Tag team
- Members: Diamond Dallas Page Chris Kanyon Bam Bam Bigelow
- Billed heights: 6 ft 4 in (1.93 m) - DDP 6 ft 4 in (1.93 m) - Kanyon 6 ft 4 in (1.93 m) - Bigelow
- Billed from: New Jersey
- Debut: May 1999
- Disbanded: September 1999
- Years active: 1999, 2001

= Jersey Triad =

Professional wrestling stable

The Jersey Triad was a triumvirate stable active in World Championship Wrestling (WCW) from mid-to-late 1999. The group consisted of Diamond Dallas Page, Chris Kanyon and Bam Bam Bigelow. Their name came from the members being billed from New Jersey (although Kanyon was actually from New York).

==History==

===Formation===
Shortly after Slamboree in May 1999, Diamond Dallas Page formed an alliance with fellow New Jerseyan Bam Bam Bigelow and began feuding with Perry Saturn and Raven for the WCW World Tag Team Championship.

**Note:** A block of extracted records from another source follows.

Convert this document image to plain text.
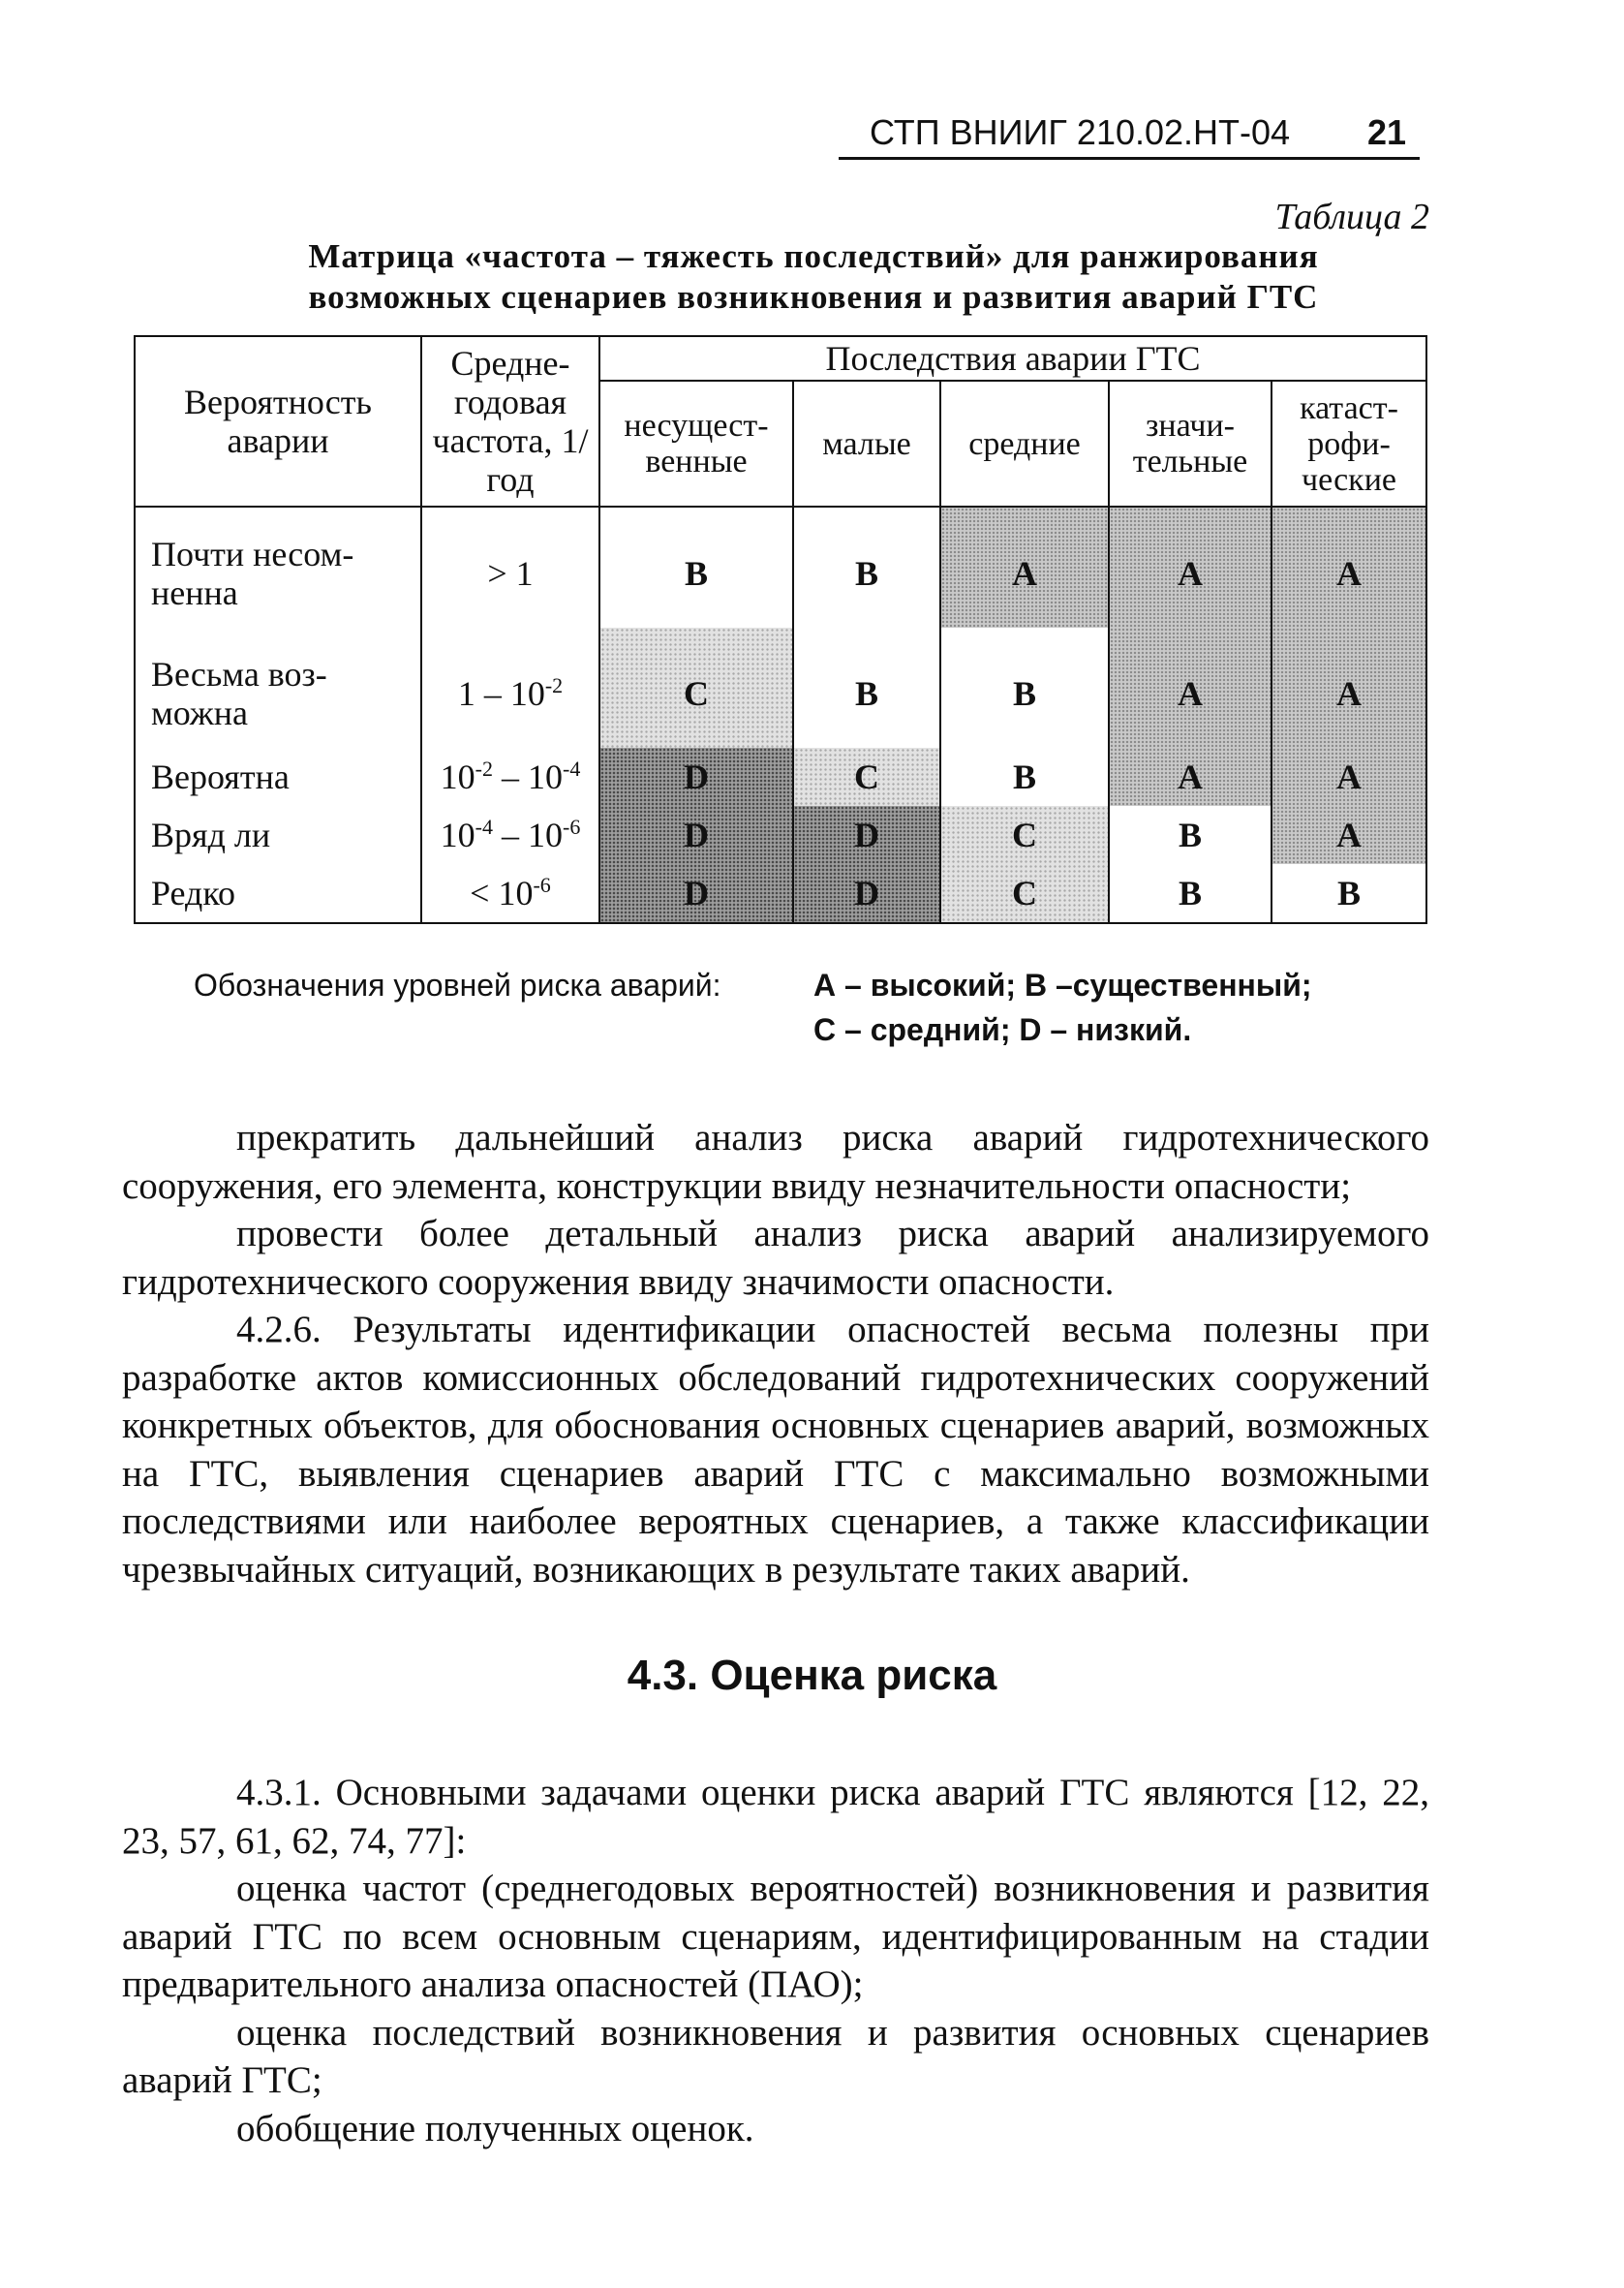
СТП ВНИИГ 210.02.НТ-04 21
Таблица 2
Матрица «частота – тяжесть последствий» для ранжирования
возможных сценариев возникновения и развития аварий ГТС
Вероятность аварии	Средне-годовая частота, 1/год	Последствия аварии ГТС				
		несущест-венные	малые	средние	значи-тельные	катаст-рофи-ческие
Почти несом-ненна	> 1	B	B	A	A	A
Весьма воз-можна	$1 - 10^{-2}$	C	B	B	A	A
Вероятна	$10^{-2} - 10^{-4}$	D	C	B	A	A
Вряд ли	$10^{-4} - 10^{-6}$	D	D	C	B	A
Редко	< $10^{-6}$	D	D	C	B	B
Обозначения уровней риска аварий:	А – высокий; В –существенный;
С – средний; D – низкий.

прекратить дальнейший анализ риска аварий гидротехнического сооружения, его элемента, конструкции ввиду незначительности опасности;

провести более детальный анализ риска аварий анализируемого гидротехнического сооружения ввиду значимости опасности.

4.2.6. Результаты идентификации опасностей весьма полезны при разработке актов комиссионных обследований гидротехнических сооружений конкретных объектов, для обоснования основных сценариев аварий, возможных на ГТС, выявления сценариев аварий ГТС с максимально возможными последствиями или наиболее вероятных сценариев, а также классификации чрезвычайных ситуаций, возникающих в результате таких аварий.

4.3. Оценка риска

4.3.1. Основными задачами оценки риска аварий ГТС являются [12, 22, 23, 57, 61, 62, 74, 77]:

оценка частот (среднегодовых вероятностей) возникновения и развития аварий ГТС по всем основным сценариям, идентифицированным на стадии предварительного анализа опасностей (ПАО);

оценка последствий возникновения и развития основных сценариев аварий ГТС;

обобщение полученных оценок.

On the May 31, 1999 episode of Nitro, Page and Bigelow sent Raven to the hospital after a severe beating, leaving Saturn alone to defend the Tag Team Titles, which Page and Bigelow won later that night with help from Chris Kanyon replacing Raven in the match however he cost the team the championships after Page pinned him.

Page, Bigelow, and Kanyon became known as the Jersey Triad after Kanyon officially joined them on the June 7, 1999 episode of Nitro, when he turned on Saturn after Chris Benoit and Saturn defeated Page and Bigelow for the titles.

The Triad regained the belts six days later at The Great American Bash on June 13, 1999, after Kanyon pinned Benoit.

==="Freebird Rule"===
Due to an affiliation with then "WCW President for Life" Ric Flair, the Triad was permitted to defend these titles in any way possible using the Freebird Rule- any two of the three wrestlers could defend the tag team titles at any time. This even saw the Triad switching members during a title defense, the rule being one member had to be on the floor at all times.

On July 11, 1999, at Bash at the Beach, the Jersey Triad defeated Benoit and Saturn again to retain their Tag Team Titles.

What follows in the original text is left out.